Tanganku mengencang di atas kemudi saat aku membayangkan Roy, wajahnya yang tampan menunjukkan ekspresi merendahkan yang angkuh saat dia menatapku dengan satu senyuman yang memuakkan. "Ayolah, Dan," katanya, seperti yang pernah kita bahas sebelumnya, "siapa yang percaya monogami lagi? Jangan terlalu borjuis ." Dan, "Ini tidak seperti kami eksklusif." Itu, setelah kami bersama selama dua tahun—atau begitulah yang kupikirkan—dan aku membawanya ke pernikahan kakakku Samuel.
Pokoknya, aku benci dipanggil Dan.
Aku mengertakkan gigi dan memaksa diri untuk menarik napas dalam-dalam. Tidak lagi memikirkan Roy. Aku berjanji sendiri.
Aku melirik ke secarik kertas tempat aku menuliskan petunjuk arah ke motelku. Aku hampir bisa merasakan keju mentega dan kerak pizza yang renyah dan perutku keroncongan. Ketika Aku melihat ke belakang sedetik kemudian, sesuatu melesat ke jalan di depan Aku. Aku membelok keras ke kanan, tapi aku mendengar rengekan memuakkan sesaat sebelum mobil membelok ke pohon.
Yang bisa Aku lihat hanyalah kegelapan, sampai Aku menyadari bahwa Aku memejamkan mata sebelum menabrak pohon. Aku membukanya perlahan, berharap untuk melihat ke bawah dan melihat bahwa kakiku hilang atau semacamnya, seperti di salah satu film perang yang selalu ditonton kakakku, di mana sebuah bom meledak dan tentara itu mengira dia baik-baik saja, tertawa dan tersenyum, sampai debu hilang dan dia melihat ke bawah dan tidak memiliki tubuh bagian bawah. Kemudian rasa sakit menyerang. Ini seperti fisika kartun kesadaran: kita tidak bisa menyakiti sampai kita melihat bahwa kita seharusnya melakukannya.
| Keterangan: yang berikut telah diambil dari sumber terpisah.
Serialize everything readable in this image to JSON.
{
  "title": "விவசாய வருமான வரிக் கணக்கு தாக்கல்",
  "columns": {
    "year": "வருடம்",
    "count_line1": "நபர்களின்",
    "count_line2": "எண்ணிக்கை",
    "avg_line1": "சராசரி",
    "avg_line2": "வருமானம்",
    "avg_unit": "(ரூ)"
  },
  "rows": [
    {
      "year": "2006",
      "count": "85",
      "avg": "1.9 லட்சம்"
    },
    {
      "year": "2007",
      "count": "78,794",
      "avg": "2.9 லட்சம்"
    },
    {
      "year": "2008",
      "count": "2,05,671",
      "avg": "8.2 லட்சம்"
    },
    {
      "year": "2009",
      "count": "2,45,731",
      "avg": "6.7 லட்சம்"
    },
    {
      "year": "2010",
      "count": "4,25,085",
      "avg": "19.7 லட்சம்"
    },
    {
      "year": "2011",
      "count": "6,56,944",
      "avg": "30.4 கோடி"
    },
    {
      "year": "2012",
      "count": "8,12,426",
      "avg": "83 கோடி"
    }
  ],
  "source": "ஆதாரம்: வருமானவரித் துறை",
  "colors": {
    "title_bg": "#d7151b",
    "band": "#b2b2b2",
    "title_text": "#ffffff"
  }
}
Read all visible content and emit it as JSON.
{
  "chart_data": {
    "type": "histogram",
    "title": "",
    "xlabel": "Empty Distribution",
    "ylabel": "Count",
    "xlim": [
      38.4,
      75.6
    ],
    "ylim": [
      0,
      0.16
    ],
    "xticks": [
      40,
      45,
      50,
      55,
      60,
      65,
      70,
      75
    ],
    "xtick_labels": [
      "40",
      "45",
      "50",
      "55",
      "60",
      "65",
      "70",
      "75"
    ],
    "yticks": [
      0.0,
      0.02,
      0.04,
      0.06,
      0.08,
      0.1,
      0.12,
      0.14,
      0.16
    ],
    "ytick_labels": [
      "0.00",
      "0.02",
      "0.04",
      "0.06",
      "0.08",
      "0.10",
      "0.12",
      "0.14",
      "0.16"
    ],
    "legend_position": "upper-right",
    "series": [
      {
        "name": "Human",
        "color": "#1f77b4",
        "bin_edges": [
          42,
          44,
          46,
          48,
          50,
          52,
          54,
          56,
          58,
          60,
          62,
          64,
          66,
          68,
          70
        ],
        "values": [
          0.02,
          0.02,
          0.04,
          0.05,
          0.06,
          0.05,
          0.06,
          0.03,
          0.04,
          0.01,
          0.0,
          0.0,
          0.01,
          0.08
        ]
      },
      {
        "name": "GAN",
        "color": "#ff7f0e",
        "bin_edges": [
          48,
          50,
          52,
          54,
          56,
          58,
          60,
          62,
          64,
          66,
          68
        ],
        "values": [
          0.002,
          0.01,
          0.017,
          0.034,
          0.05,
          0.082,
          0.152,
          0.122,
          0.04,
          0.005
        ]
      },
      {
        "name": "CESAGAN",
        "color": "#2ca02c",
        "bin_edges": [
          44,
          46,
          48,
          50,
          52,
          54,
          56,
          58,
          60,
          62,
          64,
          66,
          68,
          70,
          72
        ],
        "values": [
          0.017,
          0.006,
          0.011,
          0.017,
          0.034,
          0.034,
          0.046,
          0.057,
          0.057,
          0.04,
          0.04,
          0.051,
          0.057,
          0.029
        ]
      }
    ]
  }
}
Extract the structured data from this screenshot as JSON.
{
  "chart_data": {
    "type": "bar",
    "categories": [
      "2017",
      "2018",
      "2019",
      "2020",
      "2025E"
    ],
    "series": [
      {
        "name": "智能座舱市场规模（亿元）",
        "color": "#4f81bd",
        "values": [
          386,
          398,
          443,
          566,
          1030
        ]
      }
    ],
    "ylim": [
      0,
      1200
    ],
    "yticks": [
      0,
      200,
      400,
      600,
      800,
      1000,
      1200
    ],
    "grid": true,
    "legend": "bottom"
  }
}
Tapi kaki Aku ada di sana, seperti yang lainnya. Aku melakukan peregangan cepat, tetapi selain dari beberapa rasa sakit di mana sabuk pengaman terkunci, Aku benar-benar merasa baik-baik saja. Mobil, bagaimanapun, adalah cerita lain. Aku sudah bisa melihat bahwa Aku tidak mengemudi keluar dari sini. Aku menutup pintu dan meluncur keluar, sedikit goyah di kakiku. Dan kemudian aku mendengarnya. Suara rengekan yang mengerikan.